30/12/2024
30/12/2024
LOS ANGELES, Dec 30: Oprah Winfrey, the media mogul who revolutionized daytime television, has often been offered opportunities to write a memoir but has never followed through. Speaking candidly with Gayle King at the Massachusetts Conference for Women in Boston on December 12, Winfrey shared why she never completed the project.
"There have been many times where I thought about writing before and did not. I've had contracts to do it. It's a serious business. I take books very seriously," Winfrey explained. "For a long time, I didn’t do it because my mother was living. I'd started a memoir, and Stedman [Graham, her long-time partner] said, 'You shouldn’t say that about your mother.' All I was saying was that I never felt loved. And he was saying, 'That’s gonna hurt your family.'"
Winfrey further revealed that after she became the famous "Oprah with a capital O," her mother’s perspective on their past changed. "She had a revisionist idea of history.
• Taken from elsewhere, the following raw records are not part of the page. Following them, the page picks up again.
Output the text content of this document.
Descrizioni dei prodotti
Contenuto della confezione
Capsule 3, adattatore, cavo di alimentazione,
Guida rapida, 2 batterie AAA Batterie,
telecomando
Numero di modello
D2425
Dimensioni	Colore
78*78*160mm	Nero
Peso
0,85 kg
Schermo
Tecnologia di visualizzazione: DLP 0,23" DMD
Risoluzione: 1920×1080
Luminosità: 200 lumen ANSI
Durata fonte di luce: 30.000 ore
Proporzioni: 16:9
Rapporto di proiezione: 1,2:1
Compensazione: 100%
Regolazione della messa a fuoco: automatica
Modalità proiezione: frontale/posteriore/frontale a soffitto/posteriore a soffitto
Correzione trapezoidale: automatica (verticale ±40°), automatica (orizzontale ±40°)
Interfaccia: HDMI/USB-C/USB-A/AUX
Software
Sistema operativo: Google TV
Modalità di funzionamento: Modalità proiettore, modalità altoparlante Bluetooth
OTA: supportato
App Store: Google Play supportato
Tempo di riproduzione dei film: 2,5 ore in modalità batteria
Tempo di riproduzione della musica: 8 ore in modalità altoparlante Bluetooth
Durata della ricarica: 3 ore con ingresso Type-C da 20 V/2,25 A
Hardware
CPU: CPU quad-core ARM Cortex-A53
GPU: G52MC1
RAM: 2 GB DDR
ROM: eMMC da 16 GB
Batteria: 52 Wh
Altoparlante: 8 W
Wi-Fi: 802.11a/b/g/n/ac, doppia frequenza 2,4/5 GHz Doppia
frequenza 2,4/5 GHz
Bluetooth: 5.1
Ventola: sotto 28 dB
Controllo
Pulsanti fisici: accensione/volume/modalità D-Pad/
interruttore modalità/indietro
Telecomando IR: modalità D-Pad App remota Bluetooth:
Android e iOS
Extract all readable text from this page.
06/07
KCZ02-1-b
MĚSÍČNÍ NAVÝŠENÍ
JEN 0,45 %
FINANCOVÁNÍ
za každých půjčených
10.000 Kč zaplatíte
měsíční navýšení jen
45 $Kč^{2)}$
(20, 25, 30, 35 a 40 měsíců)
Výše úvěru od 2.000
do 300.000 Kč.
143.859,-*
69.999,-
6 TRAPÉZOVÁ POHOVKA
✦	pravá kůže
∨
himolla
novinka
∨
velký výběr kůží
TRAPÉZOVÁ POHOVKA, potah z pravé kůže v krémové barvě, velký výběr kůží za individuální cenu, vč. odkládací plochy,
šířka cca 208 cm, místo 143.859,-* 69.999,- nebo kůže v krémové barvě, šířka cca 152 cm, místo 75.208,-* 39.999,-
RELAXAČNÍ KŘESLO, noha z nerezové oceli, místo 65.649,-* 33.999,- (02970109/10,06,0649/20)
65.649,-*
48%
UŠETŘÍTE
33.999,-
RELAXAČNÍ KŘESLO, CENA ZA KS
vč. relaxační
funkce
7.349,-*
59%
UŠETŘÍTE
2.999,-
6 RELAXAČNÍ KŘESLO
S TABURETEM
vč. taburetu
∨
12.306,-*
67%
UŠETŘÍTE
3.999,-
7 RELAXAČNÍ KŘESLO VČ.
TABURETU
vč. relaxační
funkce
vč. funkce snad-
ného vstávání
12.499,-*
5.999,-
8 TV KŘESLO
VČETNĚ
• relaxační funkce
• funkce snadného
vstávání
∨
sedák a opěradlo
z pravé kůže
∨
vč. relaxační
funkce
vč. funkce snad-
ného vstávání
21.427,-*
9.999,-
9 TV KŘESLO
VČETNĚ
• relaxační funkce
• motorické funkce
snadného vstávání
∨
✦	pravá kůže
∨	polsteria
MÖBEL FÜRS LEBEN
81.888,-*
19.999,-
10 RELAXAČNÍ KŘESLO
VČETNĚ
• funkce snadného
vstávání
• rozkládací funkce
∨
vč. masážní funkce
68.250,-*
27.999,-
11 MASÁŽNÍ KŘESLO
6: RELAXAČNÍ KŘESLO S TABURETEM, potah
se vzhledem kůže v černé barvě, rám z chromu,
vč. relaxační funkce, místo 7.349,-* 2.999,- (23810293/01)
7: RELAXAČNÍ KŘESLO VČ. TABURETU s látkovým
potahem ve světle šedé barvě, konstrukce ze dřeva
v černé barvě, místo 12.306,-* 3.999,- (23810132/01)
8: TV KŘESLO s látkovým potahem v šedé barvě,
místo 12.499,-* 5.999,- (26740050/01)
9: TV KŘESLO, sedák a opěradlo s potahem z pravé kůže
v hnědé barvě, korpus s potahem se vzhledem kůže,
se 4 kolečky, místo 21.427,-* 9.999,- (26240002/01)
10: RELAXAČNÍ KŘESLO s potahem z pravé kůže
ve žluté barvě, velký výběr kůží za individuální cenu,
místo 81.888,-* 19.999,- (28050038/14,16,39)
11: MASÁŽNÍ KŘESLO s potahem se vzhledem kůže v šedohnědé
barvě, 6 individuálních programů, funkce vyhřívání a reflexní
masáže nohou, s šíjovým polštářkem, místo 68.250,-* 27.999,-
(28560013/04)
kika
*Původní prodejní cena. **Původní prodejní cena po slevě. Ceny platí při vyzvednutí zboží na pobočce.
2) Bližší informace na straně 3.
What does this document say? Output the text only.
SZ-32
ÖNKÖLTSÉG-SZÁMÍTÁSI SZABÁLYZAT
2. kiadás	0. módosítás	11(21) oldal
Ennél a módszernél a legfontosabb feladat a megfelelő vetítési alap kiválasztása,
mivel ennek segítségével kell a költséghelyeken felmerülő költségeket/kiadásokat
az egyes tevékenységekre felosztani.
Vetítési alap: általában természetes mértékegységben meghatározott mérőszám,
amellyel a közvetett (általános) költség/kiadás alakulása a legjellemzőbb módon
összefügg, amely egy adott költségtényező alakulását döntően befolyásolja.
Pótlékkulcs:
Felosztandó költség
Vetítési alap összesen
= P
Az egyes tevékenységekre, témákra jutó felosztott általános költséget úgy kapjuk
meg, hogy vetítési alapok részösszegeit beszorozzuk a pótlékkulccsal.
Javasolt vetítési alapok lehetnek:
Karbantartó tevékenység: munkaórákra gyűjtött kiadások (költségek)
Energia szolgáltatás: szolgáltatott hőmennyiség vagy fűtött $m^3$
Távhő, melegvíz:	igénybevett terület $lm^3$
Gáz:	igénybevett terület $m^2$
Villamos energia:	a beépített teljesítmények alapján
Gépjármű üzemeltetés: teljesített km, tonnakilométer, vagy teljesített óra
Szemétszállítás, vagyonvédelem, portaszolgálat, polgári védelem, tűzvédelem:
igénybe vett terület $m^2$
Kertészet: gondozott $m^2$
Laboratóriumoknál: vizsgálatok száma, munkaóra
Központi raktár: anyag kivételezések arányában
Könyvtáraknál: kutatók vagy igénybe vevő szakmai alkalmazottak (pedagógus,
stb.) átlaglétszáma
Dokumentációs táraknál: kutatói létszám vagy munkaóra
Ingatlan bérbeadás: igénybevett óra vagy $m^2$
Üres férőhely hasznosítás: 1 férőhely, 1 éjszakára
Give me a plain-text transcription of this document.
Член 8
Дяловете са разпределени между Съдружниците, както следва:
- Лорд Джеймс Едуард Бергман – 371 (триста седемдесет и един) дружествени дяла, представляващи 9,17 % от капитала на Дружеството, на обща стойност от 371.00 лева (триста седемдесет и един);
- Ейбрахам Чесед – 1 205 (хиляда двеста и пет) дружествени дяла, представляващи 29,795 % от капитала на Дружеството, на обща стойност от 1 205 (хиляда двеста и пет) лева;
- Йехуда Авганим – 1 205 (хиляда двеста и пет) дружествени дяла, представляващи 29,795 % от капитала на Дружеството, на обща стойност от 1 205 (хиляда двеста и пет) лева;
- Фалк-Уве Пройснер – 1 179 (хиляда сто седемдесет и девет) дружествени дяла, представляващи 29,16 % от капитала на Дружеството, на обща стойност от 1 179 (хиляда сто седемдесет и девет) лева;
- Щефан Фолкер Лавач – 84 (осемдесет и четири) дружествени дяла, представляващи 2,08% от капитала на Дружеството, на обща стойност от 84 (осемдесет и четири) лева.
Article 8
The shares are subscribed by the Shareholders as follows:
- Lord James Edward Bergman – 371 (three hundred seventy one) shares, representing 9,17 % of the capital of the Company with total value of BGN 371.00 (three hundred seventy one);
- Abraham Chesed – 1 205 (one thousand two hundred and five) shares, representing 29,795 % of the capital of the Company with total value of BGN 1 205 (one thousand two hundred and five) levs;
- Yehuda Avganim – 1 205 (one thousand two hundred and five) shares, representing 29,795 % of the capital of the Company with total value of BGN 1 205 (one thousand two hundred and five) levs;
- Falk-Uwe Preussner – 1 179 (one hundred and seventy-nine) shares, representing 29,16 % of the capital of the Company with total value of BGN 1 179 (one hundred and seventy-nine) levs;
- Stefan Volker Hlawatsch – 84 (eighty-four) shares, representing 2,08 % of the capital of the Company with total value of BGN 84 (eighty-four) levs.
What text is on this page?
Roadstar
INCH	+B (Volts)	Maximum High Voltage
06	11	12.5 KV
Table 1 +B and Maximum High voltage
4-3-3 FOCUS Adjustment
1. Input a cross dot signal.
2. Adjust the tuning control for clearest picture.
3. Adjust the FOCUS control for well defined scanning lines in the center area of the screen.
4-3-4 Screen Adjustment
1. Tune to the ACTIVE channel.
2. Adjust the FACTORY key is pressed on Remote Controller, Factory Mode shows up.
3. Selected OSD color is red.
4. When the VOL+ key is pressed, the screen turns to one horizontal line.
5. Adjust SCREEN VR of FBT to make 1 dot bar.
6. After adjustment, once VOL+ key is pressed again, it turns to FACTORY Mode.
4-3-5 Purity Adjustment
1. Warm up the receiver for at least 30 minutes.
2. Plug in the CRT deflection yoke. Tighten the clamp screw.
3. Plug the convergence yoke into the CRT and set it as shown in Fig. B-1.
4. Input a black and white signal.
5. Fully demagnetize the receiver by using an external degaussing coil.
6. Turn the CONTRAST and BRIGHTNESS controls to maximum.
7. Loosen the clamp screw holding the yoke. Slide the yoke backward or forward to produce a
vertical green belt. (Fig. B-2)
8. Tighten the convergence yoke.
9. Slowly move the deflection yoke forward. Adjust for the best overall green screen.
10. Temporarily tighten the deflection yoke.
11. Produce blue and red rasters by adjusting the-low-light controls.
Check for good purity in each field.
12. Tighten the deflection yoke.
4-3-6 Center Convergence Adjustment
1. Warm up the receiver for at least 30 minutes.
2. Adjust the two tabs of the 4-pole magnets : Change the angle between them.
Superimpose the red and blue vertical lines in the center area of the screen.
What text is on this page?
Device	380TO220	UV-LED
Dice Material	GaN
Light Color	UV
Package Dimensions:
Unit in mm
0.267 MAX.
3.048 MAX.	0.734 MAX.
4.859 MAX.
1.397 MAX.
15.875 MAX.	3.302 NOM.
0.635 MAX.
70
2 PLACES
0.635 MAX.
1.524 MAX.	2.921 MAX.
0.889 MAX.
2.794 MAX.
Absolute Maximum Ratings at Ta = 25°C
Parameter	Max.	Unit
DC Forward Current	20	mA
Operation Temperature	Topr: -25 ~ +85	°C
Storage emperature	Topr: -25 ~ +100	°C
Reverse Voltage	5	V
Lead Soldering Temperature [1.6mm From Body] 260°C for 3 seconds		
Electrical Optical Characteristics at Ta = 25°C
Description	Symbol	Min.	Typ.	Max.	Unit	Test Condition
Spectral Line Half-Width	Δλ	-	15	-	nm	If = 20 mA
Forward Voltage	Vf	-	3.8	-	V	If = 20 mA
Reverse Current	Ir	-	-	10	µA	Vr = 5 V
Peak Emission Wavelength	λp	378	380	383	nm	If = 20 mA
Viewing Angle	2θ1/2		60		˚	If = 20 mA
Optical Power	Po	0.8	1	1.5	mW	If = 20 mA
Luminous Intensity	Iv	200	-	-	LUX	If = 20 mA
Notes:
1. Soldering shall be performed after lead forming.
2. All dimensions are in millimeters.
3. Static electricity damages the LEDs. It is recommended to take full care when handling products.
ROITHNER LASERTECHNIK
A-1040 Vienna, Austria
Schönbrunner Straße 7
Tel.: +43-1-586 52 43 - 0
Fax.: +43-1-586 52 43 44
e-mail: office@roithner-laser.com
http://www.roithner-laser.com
She said, 'We didn’t have much, but we sure had love,'" Winfrey recalled, making a face that conveyed her disagreement. "So I haven’t written a memoir."
When asked if she would finally consider writing her memoir now that her mother passed away in 2018, Winfrey was firm in her response. "I’m not even thinking about it," she said.
Winfrey reflected on her decision to end The Oprah Winfrey Show after 25 seasons in May 2011. When King asked if Winfrey ever regretted not continuing with the show on a daily basis, Winfrey made it clear that she had no desire to return to that grind, even if it would have been financially rewarding. "No. Daily? No," she said, explaining that ending the show was the right choice. "If I had signed another contract, I would have made, minimum, another billion dollars doing that."
Winfrey recalled how, after sending her entire 300-person audience on a trip to Australia in 2010, the show began to feel like an unending cycle of topping previous surprises. "When I ended the Oprah show, I knew it was time to end it. I could feel that coming for at least four to five years. It was getting to the point where I needed to bring it to an end, because it was getting harder and harder to find myself sitting in a seat of truth," she said. "Every year, we were trying to outdo ourselves, and I knew we were in trouble. We literally had taken the entire audience to Australia. After that, one of the producers came to me and said, 'What if we can get, like 10 audience members on a spaceship?' You’re always trying to do the thing, do the thing, do the thing that’s going to top the thing that you’ve done."
While Winfrey no longer has the rigorous schedule that her talk show demanded, she is enjoying her newfound flexibility. She has launched a new podcast, The Oprah Podcast, where she engages in conversations with notable individuals. Winfrey also shared her plans to try cross-country skiing, further embracing her free-spirited approach to life.
"Anything you think when you think about, 'I wonder what it’s like to be Oprah,'" she said. "It’s 100 times better than that."